Lower Insurance Rates for Green Buildings
I touched on this in an earlier post about the new Fireman’s Fund green building insurance package, but the White Paper points out on page thirteen that more than 190 green-based insurance products and services are now on the market from insurers in sixteen different countries. Also, of particular interest to me from the liability perspective, page 15 notes that Lloyds of London now offers insurance against a green building failing to meet predicted energy savings or renewable energy technology performance levels.
Many critics of green building point to overemphasized or misstated tenant/employee health and productivity benefits. Skeptics will find little in Chapter 3 of the White Paper to convince them otherwise. Studies continue to show that people work better in well-lit environments with high levels of air quality, but how does this translate into a higher asset value for an owner? While Page 12 provides an excellent description of a series of Carnegie Mellon-led studies about health and human green building benefits, the rest of the Chapter is unable to provide a direct correlation to the higher asset value that green buildings promise. As the Carnegie Mellon study observes, “measuring productivity of the knowledge worker is very difficult. . . . While speed and accuracy may be easily tracked in skilled/manual jobs, or even rule-based jobs such as call centers, knowledge-based work requires different measurement techniques to capture effectiveness at multiple tasks- both individual and collaborative.”

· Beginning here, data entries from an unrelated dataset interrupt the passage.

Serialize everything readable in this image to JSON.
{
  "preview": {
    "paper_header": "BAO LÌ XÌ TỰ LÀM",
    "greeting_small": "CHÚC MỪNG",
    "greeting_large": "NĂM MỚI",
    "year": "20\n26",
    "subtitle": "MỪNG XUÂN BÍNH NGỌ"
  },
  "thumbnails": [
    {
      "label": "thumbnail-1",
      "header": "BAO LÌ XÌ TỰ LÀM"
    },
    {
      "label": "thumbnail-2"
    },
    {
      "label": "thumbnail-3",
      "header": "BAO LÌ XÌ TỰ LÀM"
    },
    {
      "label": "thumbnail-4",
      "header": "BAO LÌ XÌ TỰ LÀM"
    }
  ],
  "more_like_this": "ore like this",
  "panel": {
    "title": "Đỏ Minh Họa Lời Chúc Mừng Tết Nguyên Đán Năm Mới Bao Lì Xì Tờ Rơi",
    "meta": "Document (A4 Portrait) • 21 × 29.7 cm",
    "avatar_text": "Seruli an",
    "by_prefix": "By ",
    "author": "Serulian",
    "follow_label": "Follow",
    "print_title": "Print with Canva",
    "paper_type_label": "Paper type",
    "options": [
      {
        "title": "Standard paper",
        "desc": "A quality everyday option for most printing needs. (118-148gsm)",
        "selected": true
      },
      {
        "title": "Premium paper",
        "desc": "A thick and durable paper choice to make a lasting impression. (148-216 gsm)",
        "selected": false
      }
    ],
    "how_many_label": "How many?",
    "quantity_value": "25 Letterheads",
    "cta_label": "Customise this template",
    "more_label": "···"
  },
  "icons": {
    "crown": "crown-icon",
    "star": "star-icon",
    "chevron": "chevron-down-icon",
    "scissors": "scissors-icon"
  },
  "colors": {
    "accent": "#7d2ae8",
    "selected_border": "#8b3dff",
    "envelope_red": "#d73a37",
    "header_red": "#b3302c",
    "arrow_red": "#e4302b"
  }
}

Socially Responsible Property Investment (SRPI)
SRPI isn’t addressed explicitly in Chapter 3, but the movement has been slowly gaining speed and I thought it was worth mentioning here nonetheless. Chapter 3 starts off by acknowledging a variety of green building funds which the financial community has initiated over the past few months. The Hines CalPERS Green Development Fund, for example, which launched back in September, received a great deal of attention from USGBC. (CalPERS is the nation’s largest public pension fund, with over $210 billion in assets, and Houston-based Hines has long been an active developer of sustainable real estate.) Liberty Property Trust, a $6.5 billion Philadelphia-based REIT, will certify its office building projects under LEED, which constitute seventy percent of its portfolio. Page 10 notes that Liberty has received rents ranging from twenty-five to fifty percent higher than market rate for its LEED Platinum One Crescent Drive project in Philadelphia and LEED Gold PPL Plaza in Allentown, Pennsylvania.
SRPI is happening right now, and the commitment that major players like Hines are making to green building within their real estate portfolios is proof, as far as I’m concerned, that green building makes financial sense. Chapter 3 of the White Paper makes a strong case for the financial benefits of green building while at the same time acknowledging the immense amount of work that remains to be done before industry skeptics are convinced that the sustainable bottom line really does add up.